The median time to AIDS was 104 months (95% confidence interval [CI], 75 to 133) in participants with dual infection and 68 months (95% CI, 60 to 76) in participants infected with HIV-1 only (P=0.003). CD4+ T-cell levels were higher and CD8+ T-cell levels increased at a lower rate among participants with dual infection, reflecting slower disease progression. Participants with dual infection with HIV-2 infection preceding HIV-1 infection had the longest time to AIDS and highest levels of CD4+ T-cell counts. HIV-1 genetic diversity was significantly lower in participants with dual infections than in those with HIV-1 infection alone at similar time points after infection.

CONCLUSIONS

Our results suggest that HIV-1 disease progression is inhibited by concomitant HIV-2 infection and that dual infection is associated with slower disease progression.

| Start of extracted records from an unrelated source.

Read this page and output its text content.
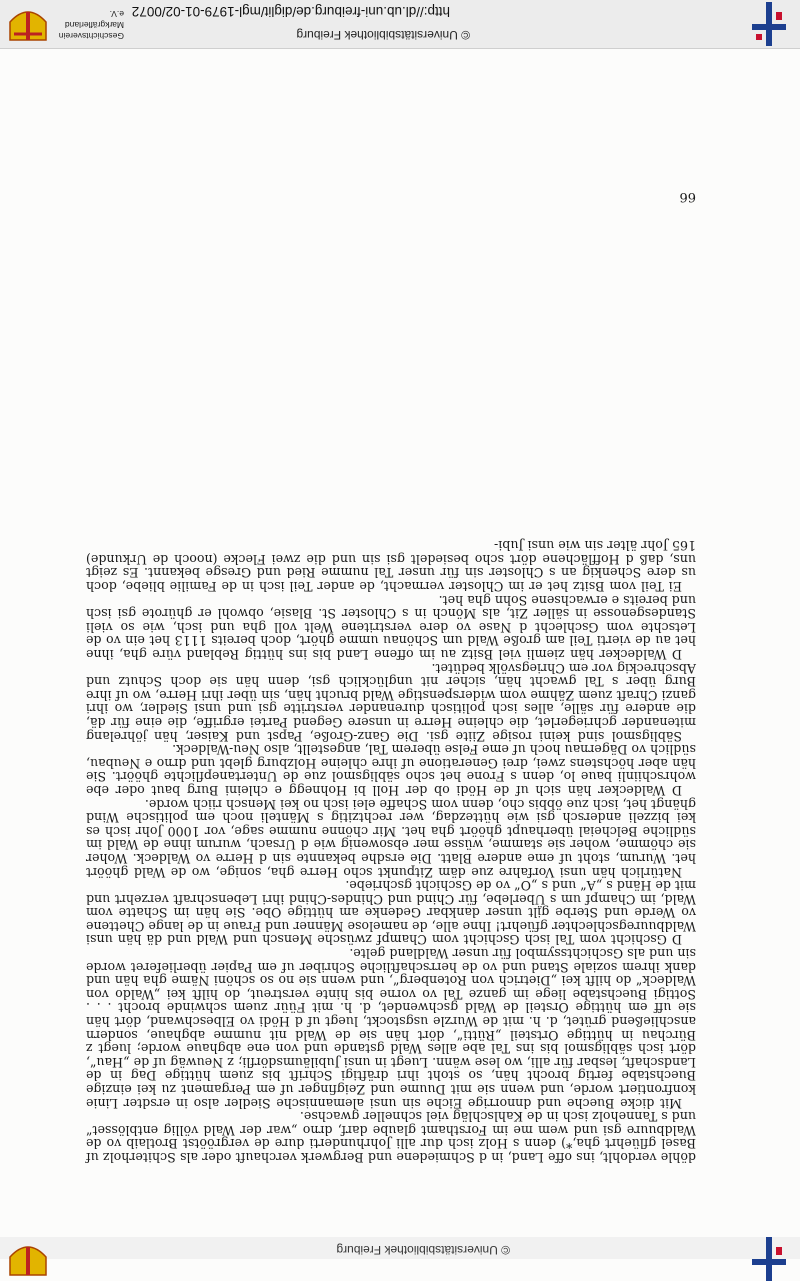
© Universitätsbibliothek Freiburg

döhle verdohlt, ins offe Land, in d Schmiedene und Bergwerk verchauft oder als Schiterholz uf Basel gflüehrt gha,*) denn s Holz isch dur alli Johrhunderti dure de vergröötst Brotlaib vo de Waldbuure gsi und wem me im Forsthamt glaube darf, drno „war der Wald völlig entblösset“ und s Tanneholz isch in de Kahlschläg viel schneller gwachse.

Mit dicke Bueche und dnnorrige Eiche sin unsi alemannische Siedler also in ersdter Linie konfrontiert worde, und wenn sie mit Duume und Zeigfinger uf em Pergament zu kei einzige Buechstabe fertig brocht hän, so stoht ihri dräftigi Schrift bis zuem hüttige Dag in de Landschaft, lesbar für alli, wo lese wänn. Luegt in unsi Jubiläumsdörfli; z Neuwäg uf de „Hau“, dört isch säbligsmol bis ins Tal abe alles Wald gstande und von ene abghaue worde; luegt z Bürchau in hüttige Ortsteil „Rütti“, dört hän sie de Wald nit numme abghaue, sondern anschließend grütet, d. h. mit de Wurzle usgstockt, luegt uf d Hödi vo Elbeschwand, dört hän sie uff em hüttige Orsteil de Wald gschwendet, d. h. mit Füür zuem schwinde brocht . . . Sottigi Buechstabe liege im ganze Tal vo vorne bis hinte verstreut, do hilft kei „Waldo von Waldeck“ do hilft kei „Dietrich von Rotenberg“, und wenn sie no so schöni Näme gha hän und dank ihrem soziale Stand und vo de herrschaftliche Schriber uf em Papier überlieferet worde sin und als Gschichtssymbol für unser Waldland gelte.

D Gschicht vom Tal isch Gschicht vom Champf zwüsche Mensch und Wald und dä hän unsi Waldbuuregschlechter gfüehrt! Ihne alle, de namelose Männer und Fraue in de lange Chettene vo Werde und Sterbe gilt unser dankbar Gedenke am hüttige Obe. Sie hän im Schatte vom Wald, im Champf um s Überlebe, für Chind und Chindes-Chind ihri Lebenschraft verzehrt und mit de Händ s „A“ und s „O“ vo de Gschicht gschriebe.

Natürlich hän unsi Vorfahre zue däm Zitpunkt scho Herre gha, sonige, wo de Wald ghöört het. Wurum, stoht uf eme andere Blatt. Die ersdhe bekannte sin d Herre vo Waldeck. Woher sie chömme, woher sie stamme, wüsse mer ebsowenig wie d Ursach, wurum ihne de Wald im südliche Belcheial überhaupt ghöört gha het. Mir chönne numme sage, vor 1000 Johr isch es kei bizzeli andersch gsi wie hüttezdag, wer rechtzitig s Mänteli noch em politische Wind ghängt het, isch zue öbbis cho, denn vom Schaffe elei isch no kei Mensch riich worde.

D Waldecker hän sich uf de Hödi ob der Holl bi Hohnegg e chleini Burg baut oder ebe wohrschiinli baue lo, denn s Frone het scho säbligsmol zue de Untertanepflichte ghöört. Sie hän aber höchstens zwei, drei Generatione uf ihre chleine Holzburg glebt und drno e Neubau, südlich vo Dägernau hoch uf eme Felse überem Tal, angestellt, also Neu-Waldeck.

Säbligsmol sind keini rosige Ziite gsi. Die Ganz-Große, Papst und Kaiser, hän jöhrelang mitenander gchriegerlet, die chleine Herre in unsere Gegend Partei ergriffe, die eine für dä, die andere für sälle, alles isch politisch durenander verstritte gsi und unsi Siedler, wo ihri ganzi Chraft zuem Zähme vom widerspenstige Wald brucht hän, sin über ihri Herre, wo uf ihre Burg über s Tal gwacht hän, sicher nit unglücklich gsi, denn hän sie doch Schutz und Abschreckig vor em Chriegsvölk bedütet.

D Waldecker hän ziemli viel Bsitz au im offene Land bis ins hüttig Rebland vüre gha, ihne het au de vierti Teil am große Wald um Schönau umme ghört, doch bereits 1113 het ein vo de Letschte vom Gschlecht d Nase vo dere verstritene Welt voll gha und isch, wie so vieli Standesgenosse in säller Zit, als Mönch in s Chloster St. Blasie, obwohl er ghürote gsi isch und bereits e erwachsene Sohn gha het.

Ei Teil vom Bsitz het er im Chloster vermacht, de ander Teil isch in de Familie bliebe, doch us dere Schenkig an s Chloster sin für unser Tal numme Ried und Gresge bekannt. Es zeigt uns, daß d Hofflächene dört scho besiedelt gsi sin und die zwei Flecke (nooch de Urkunde) 165 Johr älter sin wie unsi Jubi-

66
© Universitätsbibliothek Freiburg
http://dl.ub.uni-freiburg.de/diglit/mgl-1979-01-02/0072
Geschichtsverein
Markgräflerland e.V.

The slower rate of disease progression was most evident in participants with dual infection in whom HIV-2 infection preceded HIV-1 infection. These findings could have implications for the development of HIV-1 vaccines and therapeutics. (Funded by the Swedish International Development Cooperation Agency-Swedish Agency for Research Cooperation with Developing Countries and others.).

摘要

背景

未经治疗的人免疫缺陷病毒 1 型(HIV-1)感染,大多数人会出现进行性免疫功能障碍和获得性免疫缺陷综合征(AIDS),但感染 HIV-2 者中仅有约 20%至 30%会出现这种情况;在同时感染两种病毒的人群中,对疾病进展的自然史了解甚少。

方法

我们分析了 223 名参与者的数据,这些参与者在队列中接受了长时间(约 20 年)随访,他们在入组时感染了 HIV-1(单独感染 HIV-1 或同时感染 HIV-1 和 HIV-2),并根据 HIV-2 感染的先后顺序、艾滋病(AIDS)的发生时间(AIDS 时间)、CD4+和 CD8+T 细胞计数以及病毒演变的测量指标进行分组。

结果

在双重感染的参与者中,艾滋病中位时间为 104 个月(95%置信区间[CI],75 至 133),而在单独感染 HIV-1 的参与者中为 68 个月(95%CI,60 至 76)(P=0.003)。双重感染参与者的 CD4+T 细胞水平较高,CD8+T 细胞水平增加速度较低,表明疾病进展较慢。在 HIV-2 感染先于 HIV-1 感染的双重感染者中,艾滋病时间最长,CD4+T 细胞计数最高。在感染后相似时间点,与单独感染 HIV-1 的参与者相比,双重感染者的 HIV-1 遗传多样性明显较低。

结论

我们的结果表明,同时感染 HIV-2 可抑制 HIV-1 疾病进展,且双重感染与疾病进展较慢有关。在 HIV-2 感染先于 HIV-1 感染的双重感染者中,疾病进展速度较慢的情况最为明显。这些发现可能对 HIV-1 疫苗和治疗方法的开发产生影响。(由瑞典国际发展合作署-瑞典与发展中国家研究合作署和其他机构资助)。